В день моего выздоровления вместо обещанного кутежа на всю провинцию мне пришлось посетить больницу, чтобы показаться своему врачу и взять справку, подтверждающую то, что я в действительности была на больничном, а не в запое. Городская больница, по моему, была в родстве с Адом. Разум мимолётно шепнул о том, что в этой системе собирается работать и моя задница, денно и нощно ищущая приключений. Но всё же просидев полчаса в законной очереди, пропустив полнарода под слова «Я на минуточку», я чуть ли не зубами выгрызла справку.

Это дело мы с Лесей решили отпраздновать в ближайшем кафе, но с соком и пирожными. Под вечер я смогла вернуться домой, где застала новообращённую семью в полном составе. Маменька что-то делала на кухне, весело пританцовывая и подпевая песням восьмидесятых, Влад сидел в зале на диванчике, просматривая каналы на наличие лучшего фильма, а Кир, скрывшись в своей спальне, быстро передвигался по ней, что слышаллсь даже в зале.

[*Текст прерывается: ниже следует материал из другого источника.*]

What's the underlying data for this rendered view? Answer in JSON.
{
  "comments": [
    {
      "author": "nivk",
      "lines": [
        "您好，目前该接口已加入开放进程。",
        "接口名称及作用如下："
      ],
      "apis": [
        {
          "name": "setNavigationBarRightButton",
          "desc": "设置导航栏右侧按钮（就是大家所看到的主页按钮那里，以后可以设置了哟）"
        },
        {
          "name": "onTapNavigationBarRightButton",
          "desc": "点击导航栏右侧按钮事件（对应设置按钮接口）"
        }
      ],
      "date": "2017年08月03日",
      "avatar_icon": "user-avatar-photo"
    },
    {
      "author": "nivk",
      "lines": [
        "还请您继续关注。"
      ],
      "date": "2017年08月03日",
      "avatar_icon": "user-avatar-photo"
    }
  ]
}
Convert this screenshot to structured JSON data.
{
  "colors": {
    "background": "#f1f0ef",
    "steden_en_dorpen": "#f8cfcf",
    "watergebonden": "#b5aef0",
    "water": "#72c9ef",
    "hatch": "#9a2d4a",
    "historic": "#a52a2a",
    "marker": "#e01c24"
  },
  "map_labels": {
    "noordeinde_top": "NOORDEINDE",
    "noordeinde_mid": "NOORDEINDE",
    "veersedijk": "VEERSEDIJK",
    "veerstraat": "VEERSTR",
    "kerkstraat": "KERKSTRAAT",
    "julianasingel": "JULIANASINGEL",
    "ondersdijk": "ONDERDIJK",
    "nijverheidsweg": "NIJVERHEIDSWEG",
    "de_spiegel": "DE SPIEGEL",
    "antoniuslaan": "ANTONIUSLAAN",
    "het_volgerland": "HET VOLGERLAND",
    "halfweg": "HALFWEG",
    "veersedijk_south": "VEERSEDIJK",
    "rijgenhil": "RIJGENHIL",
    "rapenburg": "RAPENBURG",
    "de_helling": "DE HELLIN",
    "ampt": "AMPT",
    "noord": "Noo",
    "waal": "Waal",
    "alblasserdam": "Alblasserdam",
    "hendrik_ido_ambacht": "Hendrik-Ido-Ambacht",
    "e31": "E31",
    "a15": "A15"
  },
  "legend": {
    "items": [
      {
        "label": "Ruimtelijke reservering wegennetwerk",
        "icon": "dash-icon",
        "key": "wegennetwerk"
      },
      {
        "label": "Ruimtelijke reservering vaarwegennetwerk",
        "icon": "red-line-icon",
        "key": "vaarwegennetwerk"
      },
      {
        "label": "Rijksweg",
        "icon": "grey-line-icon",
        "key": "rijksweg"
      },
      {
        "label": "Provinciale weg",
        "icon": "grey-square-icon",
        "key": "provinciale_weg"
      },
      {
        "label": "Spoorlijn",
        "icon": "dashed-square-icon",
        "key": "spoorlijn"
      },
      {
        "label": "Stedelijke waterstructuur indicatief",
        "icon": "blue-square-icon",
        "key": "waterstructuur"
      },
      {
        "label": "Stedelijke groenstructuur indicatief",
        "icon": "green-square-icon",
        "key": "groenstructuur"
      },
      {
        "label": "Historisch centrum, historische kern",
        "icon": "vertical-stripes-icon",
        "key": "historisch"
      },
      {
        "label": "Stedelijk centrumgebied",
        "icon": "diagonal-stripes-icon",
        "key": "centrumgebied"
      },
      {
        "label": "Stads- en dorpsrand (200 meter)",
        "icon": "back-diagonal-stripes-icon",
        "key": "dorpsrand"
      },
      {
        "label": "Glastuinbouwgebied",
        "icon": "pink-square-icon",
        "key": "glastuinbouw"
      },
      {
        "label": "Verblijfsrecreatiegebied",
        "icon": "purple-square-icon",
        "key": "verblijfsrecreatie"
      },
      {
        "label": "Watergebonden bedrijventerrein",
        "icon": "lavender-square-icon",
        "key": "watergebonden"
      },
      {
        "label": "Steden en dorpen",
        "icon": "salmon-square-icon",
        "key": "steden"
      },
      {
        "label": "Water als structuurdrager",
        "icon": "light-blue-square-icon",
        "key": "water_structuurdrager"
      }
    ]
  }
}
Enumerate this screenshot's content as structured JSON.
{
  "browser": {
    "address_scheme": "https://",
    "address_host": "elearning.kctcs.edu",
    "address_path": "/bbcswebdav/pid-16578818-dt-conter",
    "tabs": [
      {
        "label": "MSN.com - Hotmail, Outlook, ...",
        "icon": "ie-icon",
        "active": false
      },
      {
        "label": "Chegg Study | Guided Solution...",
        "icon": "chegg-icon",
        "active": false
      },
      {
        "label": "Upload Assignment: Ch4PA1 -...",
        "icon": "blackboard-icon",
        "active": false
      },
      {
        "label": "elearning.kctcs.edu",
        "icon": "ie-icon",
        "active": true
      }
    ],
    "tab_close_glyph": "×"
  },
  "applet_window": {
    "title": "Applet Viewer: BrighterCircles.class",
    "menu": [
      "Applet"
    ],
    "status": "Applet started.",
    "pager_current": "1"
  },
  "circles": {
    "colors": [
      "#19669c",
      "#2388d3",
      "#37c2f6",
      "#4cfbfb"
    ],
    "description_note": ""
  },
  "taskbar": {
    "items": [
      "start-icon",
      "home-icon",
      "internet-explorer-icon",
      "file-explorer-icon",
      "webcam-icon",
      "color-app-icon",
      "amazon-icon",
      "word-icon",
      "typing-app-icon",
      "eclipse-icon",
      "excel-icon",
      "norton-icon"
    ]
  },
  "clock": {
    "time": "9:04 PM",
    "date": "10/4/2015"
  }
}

— Ксюш, взяла? — поинтересовалась мама, на минуту выходя из кухни и осматривая меня, видимо, на наличие ушибов и кровоподтёков после больницы и её очереди.

— Слезами и кровью добыла, — по-рыцарски воскликнула я, громко кладя раскрытую ладонью с зажатой справкой на стол.

— Вот поэтому и нужно тебе учиться лучше: закончишь институт у нас, работать устроишься - лечить будешь, — гордо заявила матушка, уже скрывшись на кухне. Мой разочарованный вздох она не услышала, так же как и просьбы о переезде в другой город после института.

Кажется, единственным, кто понимал меня, был Влад, но и он никак не мог повлиять на решение моих родителей, поэтому просто сочувственно пожал плечами, грустно улыбнувшись.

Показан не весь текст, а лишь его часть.